Confused of Herne Hill

As far as I can make out, the UK is either about to start or has already started bombing Libya. This seems to have happened almost overnight with very little discussion or preparation, and I am reminded of 2003 and the weeks of protest (ours) and handwringing (theirs) that preceded the invasion of Iraq. The main difference this time around seems to be that the French are joining in, but that doesn’t seem a good enough reason to go ahead and do it without debate.
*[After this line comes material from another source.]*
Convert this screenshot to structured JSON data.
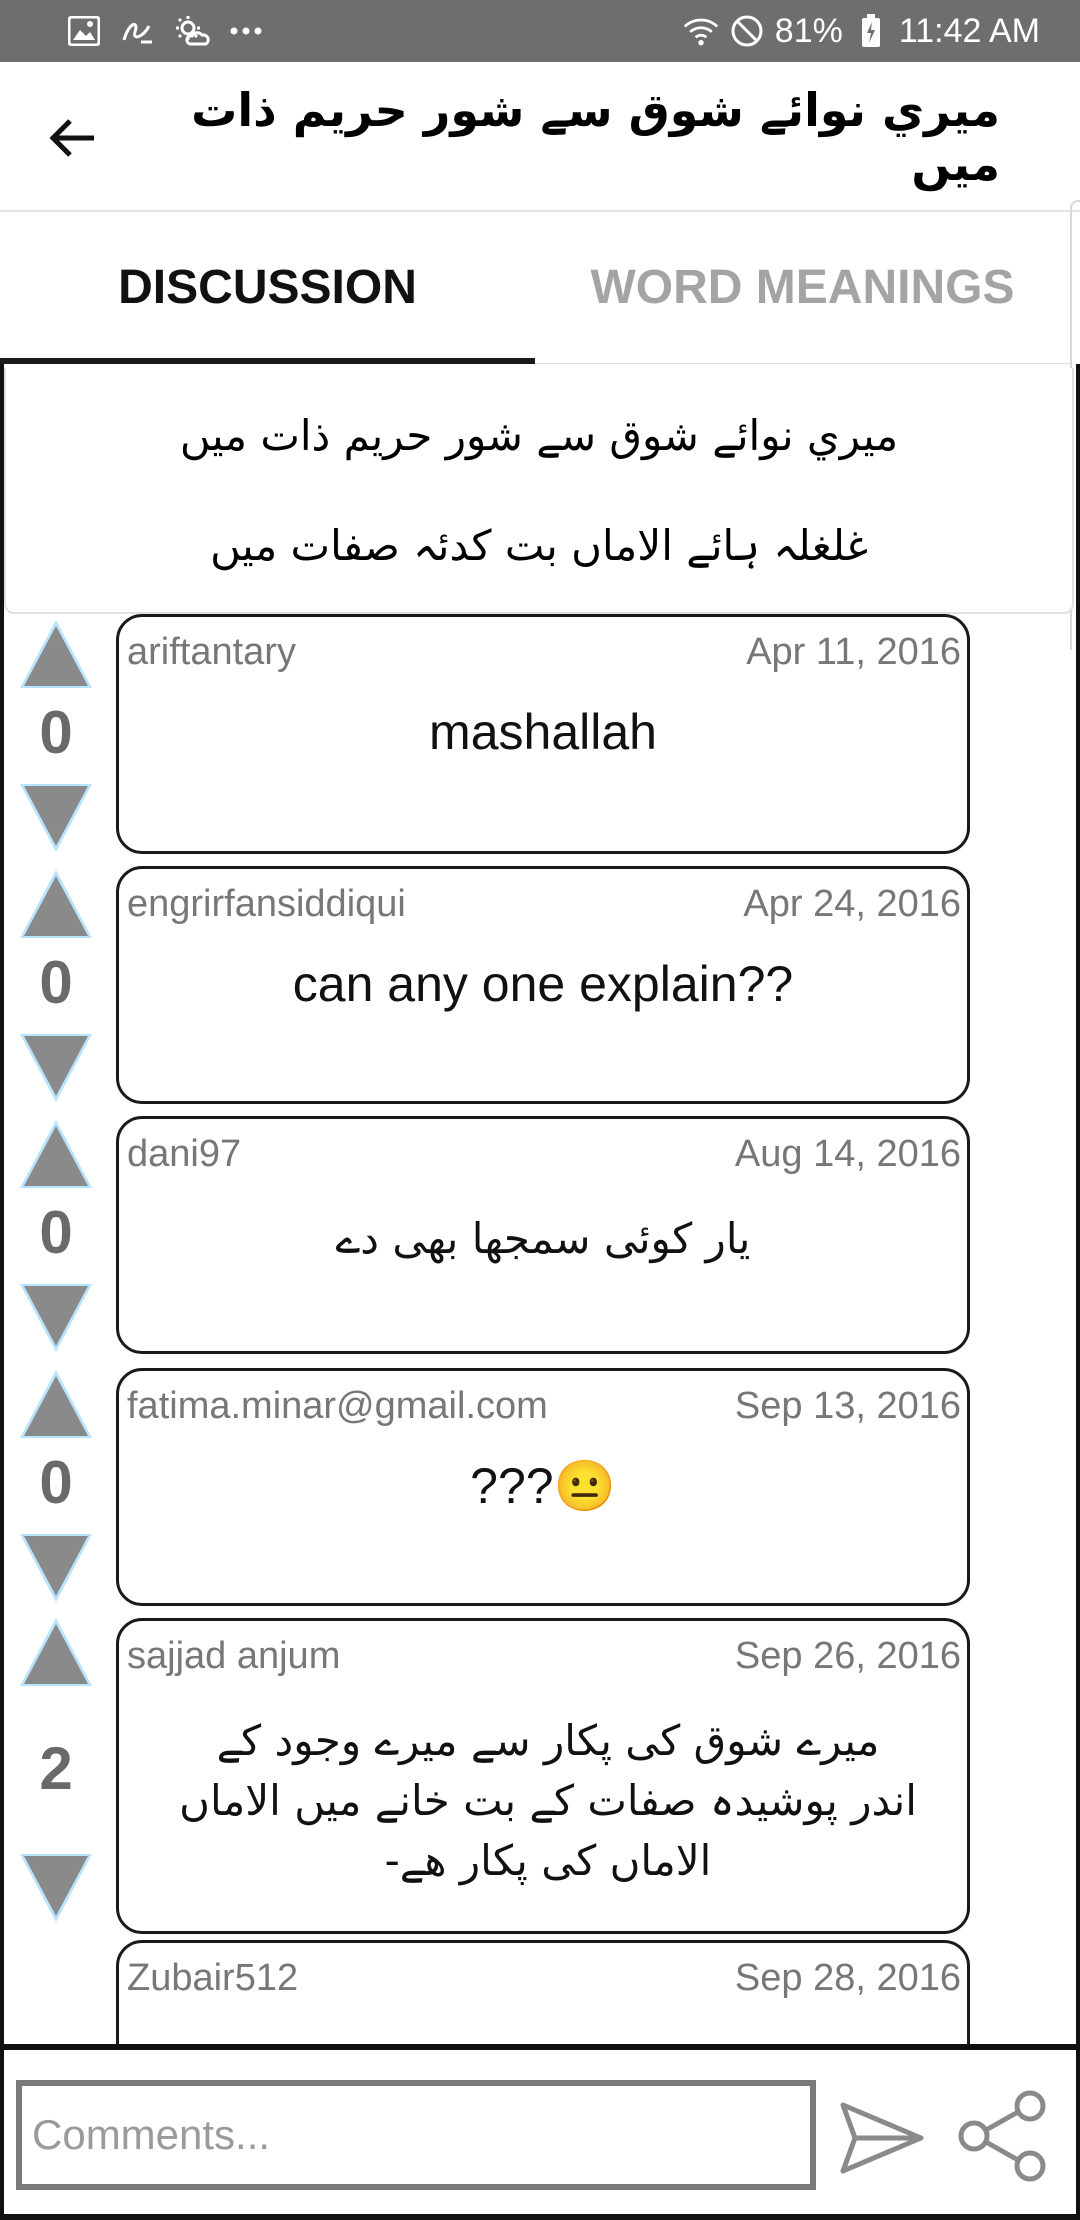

It’s easy to cry “oil”; so easy that I’m never sure it’s true. But if it’s not about oil, I have literally no idea why we get involved in the internal conflicts of some countries but not others. Gaddafi may be mad and dangerous, but so is Mugabe and so, no doubt, are lots of other people that we’re not interested in at all. But if it is about oil we can’t say so, which means we need other justification, except I haven’t heard any, so maybe we don’t even need justification any more. Maybe we just need France to say yes. I have no idea. All I know is that the effects of intervention in Iraq and Afghanistan were devastating, and that nobody is safer because of them. So unless it’s specifically about getting rid of a particular regime without much caring about what happens next, which seems short-sighted even for politicians, I’m stumped.
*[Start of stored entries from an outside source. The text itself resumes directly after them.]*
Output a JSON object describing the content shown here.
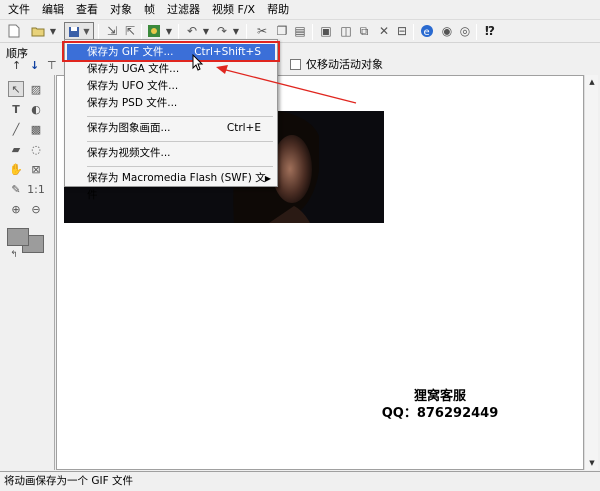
{
  "menubar": {
    "items": [
      "文件",
      "编辑",
      "查看",
      "对象",
      "帧",
      "过滤器",
      "视频 F/X",
      "帮助"
    ]
  },
  "toolbar": {
    "icons": [
      "new-icon",
      "open-icon",
      "save-icon",
      "import-icon",
      "export-icon",
      "preview-icon",
      "undo-icon",
      "redo-icon",
      "cut-icon",
      "copy-icon",
      "paste-icon",
      "delete-icon",
      "frame-icon",
      "browser-icon",
      "help-icon"
    ]
  },
  "order_panel": {
    "label": "顺序",
    "only_move_active_label": "仅移动活动对象"
  },
  "save_menu": {
    "items": [
      {
        "label": "保存为 GIF 文件...",
        "shortcut": "Ctrl+Shift+S"
      },
      {
        "label": "保存为 UGA 文件..."
      },
      {
        "label": "保存为 UFO 文件..."
      },
      {
        "label": "保存为 PSD 文件..."
      },
      {
        "label": "保存为图象画面...",
        "shortcut": "Ctrl+E"
      },
      {
        "label": "保存为视频文件..."
      },
      {
        "label": "保存为 Macromedia Flash (SWF) 文件"
      }
    ]
  },
  "watermark": {
    "line1": "狸窝客服",
    "line2": "QQ：876292449"
  },
  "statusbar": {
    "text": "将动画保存为一个 GIF 文件"
  },
  "colors": {
    "menu_highlight": "#3b6fd8",
    "annotation_red": "#e0261f"
  }
}
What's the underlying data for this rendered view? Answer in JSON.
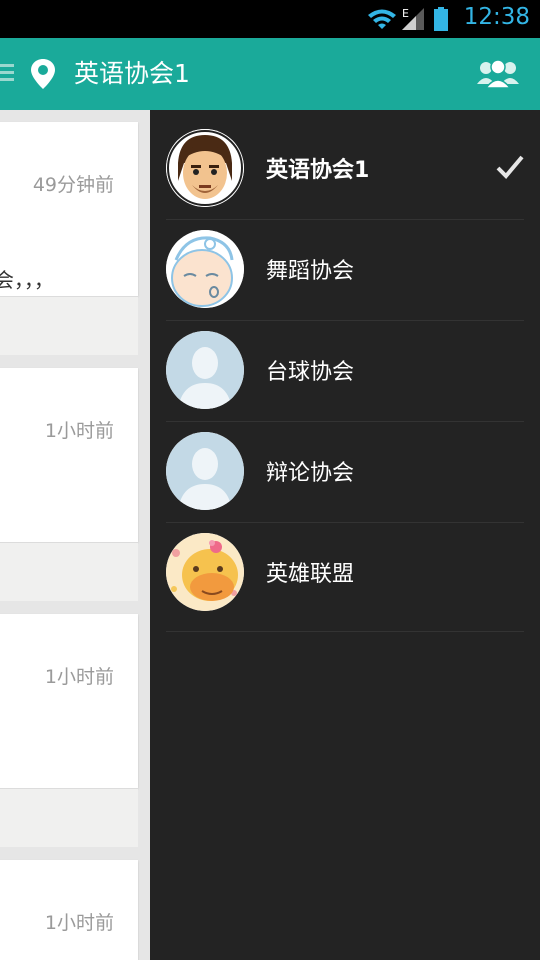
{
  "status_bar": {
    "time": "12:38",
    "icons": [
      "wifi-icon",
      "signal-icon",
      "battery-icon"
    ],
    "network_label": "E"
  },
  "action_bar": {
    "title": "英语协会1",
    "icons": [
      "menu-icon",
      "location-pin-icon",
      "group-members-icon"
    ],
    "color": "#1aaa9a"
  },
  "feed": {
    "cards": [
      {
        "time": "49分钟前",
        "text": "会，，，"
      },
      {
        "time": "1小时前",
        "text": ""
      },
      {
        "time": "1小时前",
        "text": ""
      },
      {
        "time": "1小时前",
        "text": ""
      }
    ]
  },
  "drawer": {
    "background": "#232323",
    "items": [
      {
        "label": "英语协会1",
        "avatar": "man-face-avatar",
        "selected": true
      },
      {
        "label": "舞蹈协会",
        "avatar": "baby-avatar",
        "selected": false
      },
      {
        "label": "台球协会",
        "avatar": "default-person-avatar",
        "selected": false
      },
      {
        "label": "辩论协会",
        "avatar": "default-person-avatar",
        "selected": false
      },
      {
        "label": "英雄联盟",
        "avatar": "giraffe-avatar",
        "selected": false
      }
    ]
  }
}
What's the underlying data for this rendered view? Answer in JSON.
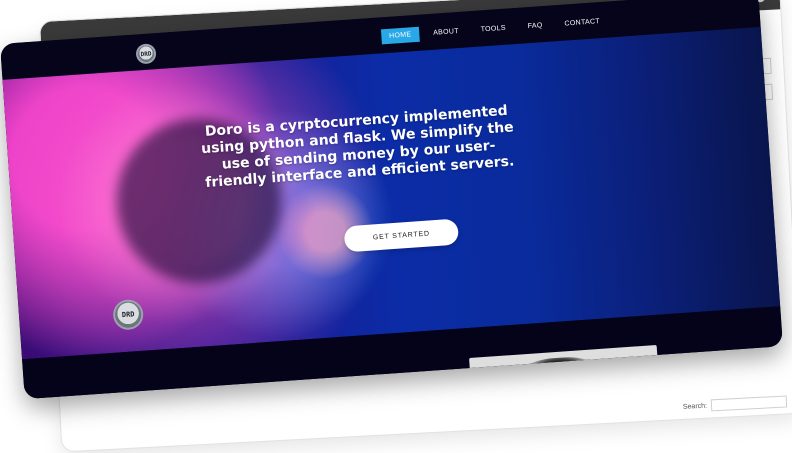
{
  "navbar": {
    "logo_text": "DRD",
    "items": [
      {
        "label": "HOME",
        "active": true
      },
      {
        "label": "ABOUT",
        "active": false
      },
      {
        "label": "TOOLS",
        "active": false
      },
      {
        "label": "FAQ",
        "active": false
      },
      {
        "label": "CONTACT",
        "active": false
      }
    ]
  },
  "hero": {
    "headline": "Doro is a cyrptocurrency implemented using python and flask. We simplify the use of sending money by our user-friendly interface and efficient servers.",
    "cta_label": "GET STARTED",
    "badge_text": "DRD"
  },
  "back_window": {
    "search_label": "Search:"
  },
  "colors": {
    "nav_active": "#29a8e8",
    "page_bg": "#05031a",
    "hero_blue": "#0b2ca6",
    "hero_pink": "#ff5fcd"
  },
  "icons": {
    "user": "user-icon",
    "logo": "doro-logo-icon"
  }
}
But then, I am easily stumped. I don’t understand why anyone thinks it’s OK for the countries with nuclear weapons to dictate which other countries should be allowed to have them, as though there’s some kind of ineffable hierarchy which says that the richest countries are allowed to decide what happens in the others. I thought we had stopped equating moral superiority with privilege around the time we stopped believing in the divine right of monarchs, but apparently not.
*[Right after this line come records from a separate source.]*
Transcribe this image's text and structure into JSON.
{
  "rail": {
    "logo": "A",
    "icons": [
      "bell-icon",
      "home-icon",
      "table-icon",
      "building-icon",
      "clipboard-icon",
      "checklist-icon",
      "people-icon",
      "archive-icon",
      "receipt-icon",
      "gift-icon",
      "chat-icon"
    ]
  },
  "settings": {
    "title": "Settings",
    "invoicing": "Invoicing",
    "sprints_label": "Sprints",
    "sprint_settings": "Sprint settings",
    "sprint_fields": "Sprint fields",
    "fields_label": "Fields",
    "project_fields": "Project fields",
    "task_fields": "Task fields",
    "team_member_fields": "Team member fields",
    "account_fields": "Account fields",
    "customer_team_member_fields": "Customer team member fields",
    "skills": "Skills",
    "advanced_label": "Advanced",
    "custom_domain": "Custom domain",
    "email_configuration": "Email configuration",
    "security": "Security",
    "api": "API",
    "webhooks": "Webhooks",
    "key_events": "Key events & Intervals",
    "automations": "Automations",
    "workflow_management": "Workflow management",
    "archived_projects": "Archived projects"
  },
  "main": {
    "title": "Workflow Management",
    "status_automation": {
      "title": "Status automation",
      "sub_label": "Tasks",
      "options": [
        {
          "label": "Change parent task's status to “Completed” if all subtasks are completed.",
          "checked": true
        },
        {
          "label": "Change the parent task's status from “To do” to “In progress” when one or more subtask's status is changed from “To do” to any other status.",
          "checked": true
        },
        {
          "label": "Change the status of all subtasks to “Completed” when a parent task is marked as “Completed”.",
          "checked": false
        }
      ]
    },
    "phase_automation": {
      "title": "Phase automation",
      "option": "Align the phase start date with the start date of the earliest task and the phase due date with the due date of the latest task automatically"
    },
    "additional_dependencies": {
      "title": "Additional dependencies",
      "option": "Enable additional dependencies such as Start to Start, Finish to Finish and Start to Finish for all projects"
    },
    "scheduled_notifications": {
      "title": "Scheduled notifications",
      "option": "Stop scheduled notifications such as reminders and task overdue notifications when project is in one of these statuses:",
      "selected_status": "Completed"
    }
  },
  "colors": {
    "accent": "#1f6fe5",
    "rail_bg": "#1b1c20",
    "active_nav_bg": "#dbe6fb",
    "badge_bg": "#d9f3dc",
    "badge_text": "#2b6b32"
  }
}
And I don’t understand why one o’clock clubs and play schemes and libraries are being closed while companies like Vodafone and Boots avoid paying billions of pounds in taxes, as though they and the government think nobody will notice, or that if we do, we can’t do anything about it. But one thing we know from watching Libya and Egypt and everywhere else that’s seen grass-roots dissent this year is that if there are enough of us, we can do something about it, which is why I will be joining the TUC’s March for the Alternative this Saturday, March 26th, in London. Because when I stop to think about it I’m not so much confused as angry, and there are some people I’d like to know about it.